‘I sometimes wish words could be my friends… you can’t shake hands with words, but they possess a feeling of nostalgic intimacy that even words themselves cannot describe.’ Shûji Terayama
Despite expressing such affection for words, Terayama, avant-garde poet, essayist, screenwriter, director and critic, called out for his readers to discard them in his 1967 collection of essays, Throw Away Your Books, Let’s Go into the Streets. In Terayama’s universe, words escaped from the pages and found themselves elsewhere – and one place they found a home was on the screen. Perhaps more famous in Japan for his poetry and abroad for his theatre, Terayama first ventured into cinema as a scriptwriter for Japanese New Wave directors, before directing experimental films. Some readers may have heard his words spoken by the character of Nanami in The Inferno of First Love (Susumu Hani, 1968), screened in last summer’s BFI season devoted to the Art Theatre Guild. Yet, despite his legendary cult status in Japan, Western audiences have had limited exposure to Terayama’s cinematic adventures, a deficiency the Tate Modern will remedy for Londoners in March with their film and performance retrospective, Shûji Terayama: Who can say that we should not live like dogs?’
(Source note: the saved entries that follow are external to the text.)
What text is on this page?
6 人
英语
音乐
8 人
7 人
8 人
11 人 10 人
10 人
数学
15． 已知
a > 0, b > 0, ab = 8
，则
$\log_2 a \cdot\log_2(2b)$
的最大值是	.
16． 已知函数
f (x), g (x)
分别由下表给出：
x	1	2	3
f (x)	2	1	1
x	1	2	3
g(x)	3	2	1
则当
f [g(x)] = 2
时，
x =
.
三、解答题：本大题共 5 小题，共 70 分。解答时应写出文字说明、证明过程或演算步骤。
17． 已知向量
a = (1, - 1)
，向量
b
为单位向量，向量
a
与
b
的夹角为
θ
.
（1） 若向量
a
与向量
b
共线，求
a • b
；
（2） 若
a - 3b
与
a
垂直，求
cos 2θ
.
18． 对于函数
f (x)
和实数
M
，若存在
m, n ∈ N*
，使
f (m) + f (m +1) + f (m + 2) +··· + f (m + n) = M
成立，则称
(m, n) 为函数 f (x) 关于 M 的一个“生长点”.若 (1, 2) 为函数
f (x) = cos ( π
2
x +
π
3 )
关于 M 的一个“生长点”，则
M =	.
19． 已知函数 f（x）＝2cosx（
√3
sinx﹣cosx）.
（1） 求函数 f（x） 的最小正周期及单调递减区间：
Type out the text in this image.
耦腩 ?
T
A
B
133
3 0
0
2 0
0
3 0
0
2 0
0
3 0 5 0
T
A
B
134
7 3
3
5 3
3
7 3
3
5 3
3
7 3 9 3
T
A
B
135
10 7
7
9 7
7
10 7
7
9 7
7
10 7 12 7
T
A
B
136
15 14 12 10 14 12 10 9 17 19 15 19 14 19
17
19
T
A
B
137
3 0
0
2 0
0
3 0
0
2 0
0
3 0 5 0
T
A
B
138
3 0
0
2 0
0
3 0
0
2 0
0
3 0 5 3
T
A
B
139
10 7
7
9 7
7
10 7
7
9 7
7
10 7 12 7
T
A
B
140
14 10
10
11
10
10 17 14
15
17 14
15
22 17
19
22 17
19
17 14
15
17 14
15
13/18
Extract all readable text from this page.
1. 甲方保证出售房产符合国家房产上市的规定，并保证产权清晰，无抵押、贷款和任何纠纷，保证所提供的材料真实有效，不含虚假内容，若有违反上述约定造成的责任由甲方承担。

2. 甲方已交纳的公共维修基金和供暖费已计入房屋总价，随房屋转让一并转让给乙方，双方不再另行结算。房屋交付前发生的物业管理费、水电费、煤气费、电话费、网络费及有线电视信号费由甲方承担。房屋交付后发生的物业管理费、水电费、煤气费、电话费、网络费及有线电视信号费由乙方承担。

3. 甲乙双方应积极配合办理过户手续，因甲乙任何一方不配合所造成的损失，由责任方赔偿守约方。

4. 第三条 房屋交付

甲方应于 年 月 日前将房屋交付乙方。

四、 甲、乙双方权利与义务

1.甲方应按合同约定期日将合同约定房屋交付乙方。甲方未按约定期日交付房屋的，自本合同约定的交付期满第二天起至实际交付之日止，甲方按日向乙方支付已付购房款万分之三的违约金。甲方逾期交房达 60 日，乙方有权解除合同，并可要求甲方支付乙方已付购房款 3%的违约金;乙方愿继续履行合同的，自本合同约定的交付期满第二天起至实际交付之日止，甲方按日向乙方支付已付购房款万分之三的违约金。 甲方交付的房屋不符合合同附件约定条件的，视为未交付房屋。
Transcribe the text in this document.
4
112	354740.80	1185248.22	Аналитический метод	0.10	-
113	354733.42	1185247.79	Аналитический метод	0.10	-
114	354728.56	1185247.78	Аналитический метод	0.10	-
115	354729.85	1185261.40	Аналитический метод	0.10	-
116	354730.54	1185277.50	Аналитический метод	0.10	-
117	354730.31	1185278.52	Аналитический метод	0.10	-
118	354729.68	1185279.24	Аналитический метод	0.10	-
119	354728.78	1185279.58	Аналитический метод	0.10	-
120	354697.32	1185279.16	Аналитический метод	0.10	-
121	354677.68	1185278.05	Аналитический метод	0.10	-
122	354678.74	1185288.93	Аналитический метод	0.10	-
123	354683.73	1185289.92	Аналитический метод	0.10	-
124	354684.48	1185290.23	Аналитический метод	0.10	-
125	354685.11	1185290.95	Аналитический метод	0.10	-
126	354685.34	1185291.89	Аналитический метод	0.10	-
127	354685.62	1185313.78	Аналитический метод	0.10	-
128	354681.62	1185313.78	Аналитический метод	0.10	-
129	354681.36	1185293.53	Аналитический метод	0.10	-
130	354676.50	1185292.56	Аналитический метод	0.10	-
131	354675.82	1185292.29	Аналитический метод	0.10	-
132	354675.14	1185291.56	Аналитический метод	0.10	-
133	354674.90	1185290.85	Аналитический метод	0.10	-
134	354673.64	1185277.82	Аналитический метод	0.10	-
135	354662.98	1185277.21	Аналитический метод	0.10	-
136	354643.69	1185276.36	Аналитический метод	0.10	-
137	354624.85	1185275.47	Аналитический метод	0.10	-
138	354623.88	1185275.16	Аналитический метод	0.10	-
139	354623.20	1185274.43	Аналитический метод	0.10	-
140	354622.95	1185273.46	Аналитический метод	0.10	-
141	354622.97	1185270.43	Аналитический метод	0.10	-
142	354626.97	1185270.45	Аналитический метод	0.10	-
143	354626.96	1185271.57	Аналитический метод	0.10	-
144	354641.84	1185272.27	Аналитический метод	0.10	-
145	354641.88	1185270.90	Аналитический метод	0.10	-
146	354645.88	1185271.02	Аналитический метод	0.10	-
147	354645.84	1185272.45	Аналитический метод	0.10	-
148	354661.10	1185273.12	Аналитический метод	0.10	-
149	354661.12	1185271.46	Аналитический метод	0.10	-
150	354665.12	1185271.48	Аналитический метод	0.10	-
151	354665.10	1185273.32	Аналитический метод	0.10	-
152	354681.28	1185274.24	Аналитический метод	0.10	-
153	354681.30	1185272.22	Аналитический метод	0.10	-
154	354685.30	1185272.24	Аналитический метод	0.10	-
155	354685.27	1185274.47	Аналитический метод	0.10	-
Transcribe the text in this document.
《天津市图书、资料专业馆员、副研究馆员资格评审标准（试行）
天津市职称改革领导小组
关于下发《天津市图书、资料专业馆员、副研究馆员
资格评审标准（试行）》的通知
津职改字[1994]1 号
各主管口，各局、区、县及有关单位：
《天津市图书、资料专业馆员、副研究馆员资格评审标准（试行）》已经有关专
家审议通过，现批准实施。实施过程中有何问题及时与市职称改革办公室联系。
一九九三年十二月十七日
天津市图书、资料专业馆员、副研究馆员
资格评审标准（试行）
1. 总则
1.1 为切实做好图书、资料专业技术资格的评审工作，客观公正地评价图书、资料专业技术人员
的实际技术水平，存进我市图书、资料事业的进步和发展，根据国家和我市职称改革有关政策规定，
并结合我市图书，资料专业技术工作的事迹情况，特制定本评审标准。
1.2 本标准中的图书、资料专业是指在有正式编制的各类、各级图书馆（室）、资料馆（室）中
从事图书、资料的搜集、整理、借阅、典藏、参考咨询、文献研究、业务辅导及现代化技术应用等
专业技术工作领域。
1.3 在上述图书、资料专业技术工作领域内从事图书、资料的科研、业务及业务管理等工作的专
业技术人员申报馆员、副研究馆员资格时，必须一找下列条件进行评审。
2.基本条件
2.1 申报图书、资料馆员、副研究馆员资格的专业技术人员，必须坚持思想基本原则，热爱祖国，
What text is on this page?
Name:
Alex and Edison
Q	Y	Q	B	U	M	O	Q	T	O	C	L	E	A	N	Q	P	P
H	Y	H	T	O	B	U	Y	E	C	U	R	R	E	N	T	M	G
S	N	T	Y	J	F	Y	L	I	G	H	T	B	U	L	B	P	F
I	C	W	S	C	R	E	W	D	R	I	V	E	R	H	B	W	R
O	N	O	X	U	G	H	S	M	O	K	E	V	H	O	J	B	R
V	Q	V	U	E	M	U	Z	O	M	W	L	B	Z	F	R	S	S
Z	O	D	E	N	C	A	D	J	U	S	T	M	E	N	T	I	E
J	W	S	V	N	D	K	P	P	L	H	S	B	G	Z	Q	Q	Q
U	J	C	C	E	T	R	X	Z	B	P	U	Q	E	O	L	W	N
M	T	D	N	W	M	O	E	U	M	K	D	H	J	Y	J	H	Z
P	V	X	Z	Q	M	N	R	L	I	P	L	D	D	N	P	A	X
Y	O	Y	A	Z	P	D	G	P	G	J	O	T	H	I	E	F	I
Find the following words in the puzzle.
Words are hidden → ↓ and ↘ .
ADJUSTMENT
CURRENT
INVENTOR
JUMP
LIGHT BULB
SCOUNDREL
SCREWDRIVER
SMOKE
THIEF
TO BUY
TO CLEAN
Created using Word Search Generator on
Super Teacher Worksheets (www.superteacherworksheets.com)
The moving image was never a mistress for Terayama and nor was poetry ever his devoted wife. Bed-hopping between images and words, Terayama was also attracted to the spontaneity and liveliness of performance-art theatre, the capacity for sonic exploration in radio, and the bodily exertion in boxing and horseracing, for which he provided insightful public commentaries. He never kept these relationships a secret; in fact, what he preferred were chaotic cross-pollinations and rampant art form orgies, with him as the voyeur. The words in Throw Away Your Books, Let’s Go Into the Streets were hurled onto the stage in his stage vérité theatre production, and tossed onto the streets, only to get lobbed back onto the cinema screen for his first feature-length film of the same title (1971).
Terayama not only spoke, but also graffitied his poems onto the walls of Shinjuku and, most memorably, chalked them onto a football pitch, only for the letters to disappear into dust when trampled on by teens. In A Tale of Smallpox (1975) and Les Chants de Maldoror (1977), words are written onto the -image to obstruct our view. If words were indeed his best friends, Terayama certainly found a way to mess around with them, with his art as his playground.
Just as he forced his words to escape from the pages, Terayama saw the confines of the proscenium arch and the cinematic screen as limitations to overcome. In Pastoral: Hide and Seek (1974) and his play Inugami (1969), the walls of the sets collapsed to reveal their artificiality, as if he wanted the cinema, as well as the theatre, to burst out of their illusionary space and invade the streets. For the TV film American, Who Are You? (1967), made for TBS, and screened outside of Japan for the first time as part of the Tate’s programme, unsuspecting passers-by were suddenly confronted with a list of questions, thereby mutating a film shoot into a performance-art ‘happening’, then in counter-cultural vogue. In projections of Laura (1974), performer Morisaki Henriku literally jumped into the screen and appeared as an image. In screenings of The Trial (1975), performers and audiences hammered nails into the screen, most infamously at the Edinburgh Film Festival in 1984. Terayama’s cinema refused to stay static, and was never at home when simply projected. It’ll be exciting to see whether his screen experiments, always interrupted by words or actors, still hold any relevance for us today.